Para os amantes dos samples, vale destacar os créditos presentes nesse gravação. Na faixa “The Doo-Bop Song”, por exemplo, o ouvinte já consegue escutar clássicos como “Jungle Boogie” (Kool & The Gang) e “Deep Concentration“, do Gang Starr. Já na faixa “Fantasy”, é possível citar a curadoria de grooves raros que originou o sample do grupo The Mohawks, formado por músicos de sessão norte americanos que se especializaram em música negra, mas não conseguiram emplacar hits no rádio. Easy Mo Bee fez o groove ressurgir das cinzas com a citação da composição original do grupo, intitulada “The Champ“, lançada em 1968.
A gravação do “Doo-Bop” ainda abriu portas para que Easy trabalhasse no projeto “The New Groove: The Blue Note Remix Project“, lançado em 1996. Projeto de remixes de grandes nomes do Jazz, lançado pelo tradicionalíssimo selo Blue Note, este é outro trabalho que foi consequência clara, não só do “Doo-Bop”, mas também da fusão do Guru, com a série Jazzmatazz.

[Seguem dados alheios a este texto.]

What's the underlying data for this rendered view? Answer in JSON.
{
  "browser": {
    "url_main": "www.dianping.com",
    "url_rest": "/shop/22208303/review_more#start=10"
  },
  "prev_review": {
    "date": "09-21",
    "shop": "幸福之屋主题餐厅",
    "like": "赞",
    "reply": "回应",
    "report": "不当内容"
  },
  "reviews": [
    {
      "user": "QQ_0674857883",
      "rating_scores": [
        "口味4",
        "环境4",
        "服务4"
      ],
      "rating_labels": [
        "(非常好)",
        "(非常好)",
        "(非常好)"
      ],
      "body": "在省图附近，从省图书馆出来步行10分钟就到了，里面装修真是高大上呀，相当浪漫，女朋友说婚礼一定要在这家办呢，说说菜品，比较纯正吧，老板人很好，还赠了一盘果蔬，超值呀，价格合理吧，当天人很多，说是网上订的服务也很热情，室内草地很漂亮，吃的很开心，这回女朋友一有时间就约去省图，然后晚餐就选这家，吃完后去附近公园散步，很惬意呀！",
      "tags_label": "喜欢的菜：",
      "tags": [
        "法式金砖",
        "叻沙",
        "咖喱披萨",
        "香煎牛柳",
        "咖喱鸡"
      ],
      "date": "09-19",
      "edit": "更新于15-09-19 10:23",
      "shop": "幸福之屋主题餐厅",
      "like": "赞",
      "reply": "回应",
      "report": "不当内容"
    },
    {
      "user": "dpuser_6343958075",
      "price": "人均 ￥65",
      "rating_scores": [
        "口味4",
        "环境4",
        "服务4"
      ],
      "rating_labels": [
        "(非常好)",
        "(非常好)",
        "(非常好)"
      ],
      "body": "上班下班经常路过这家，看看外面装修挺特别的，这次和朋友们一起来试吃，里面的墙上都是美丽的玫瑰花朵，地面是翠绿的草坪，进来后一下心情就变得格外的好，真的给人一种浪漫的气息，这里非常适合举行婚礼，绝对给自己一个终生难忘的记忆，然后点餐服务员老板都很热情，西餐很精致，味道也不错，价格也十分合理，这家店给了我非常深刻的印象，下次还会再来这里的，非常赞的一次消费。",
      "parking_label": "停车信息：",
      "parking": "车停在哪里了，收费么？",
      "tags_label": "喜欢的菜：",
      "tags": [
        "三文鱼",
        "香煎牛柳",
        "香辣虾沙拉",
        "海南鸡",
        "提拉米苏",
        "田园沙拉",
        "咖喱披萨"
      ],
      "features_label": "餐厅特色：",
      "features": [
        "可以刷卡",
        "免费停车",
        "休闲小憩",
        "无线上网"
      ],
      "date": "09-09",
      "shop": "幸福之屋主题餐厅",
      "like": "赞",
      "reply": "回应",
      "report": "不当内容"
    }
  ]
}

Falando sobre as características presentes na música de “Doo-Bop”, é muito interessante observar o trabalho do Easy Mo Bee, pois a maneira como ele trouxe referências advindas de seus trabalhos anteriores ao lado do Rapper GZA, por exemplo, mostra como ele teve feeling para subverter essas ideias nessa roupagem, criada especialmente para o Miles Davis.
Essa questão por si só já revela o ouvido apurado do cidadão. A seleção de samples presentes nas faixas que ele finalizou sozinho também dá outra amostra de sua habilidade no estúdio.
Mas o grande destaque é como ele conseguiu, à partir de poduções mais agressivas, captar a essência da ideia de Miles. Ele trouxe a modernidade que o trompetista queria, o fez com uma produção mais polida e que trouxesse nitidez e espaço para o trompete cobre de Miles Davis.
O resultado é um tear coeso de colagens, samples e beats que se entralaça com o metal trompético de maneira sempre surpreendente e intensa, como se tentasse sintetizar o fluxo dos carros nas ruas de Nova York, por meio de uma base envenenada.
Esse disco é especial, mostra a importância de ouvir não só o líder da gravação, mas também o produtor. O Easy Mo Bee é foda.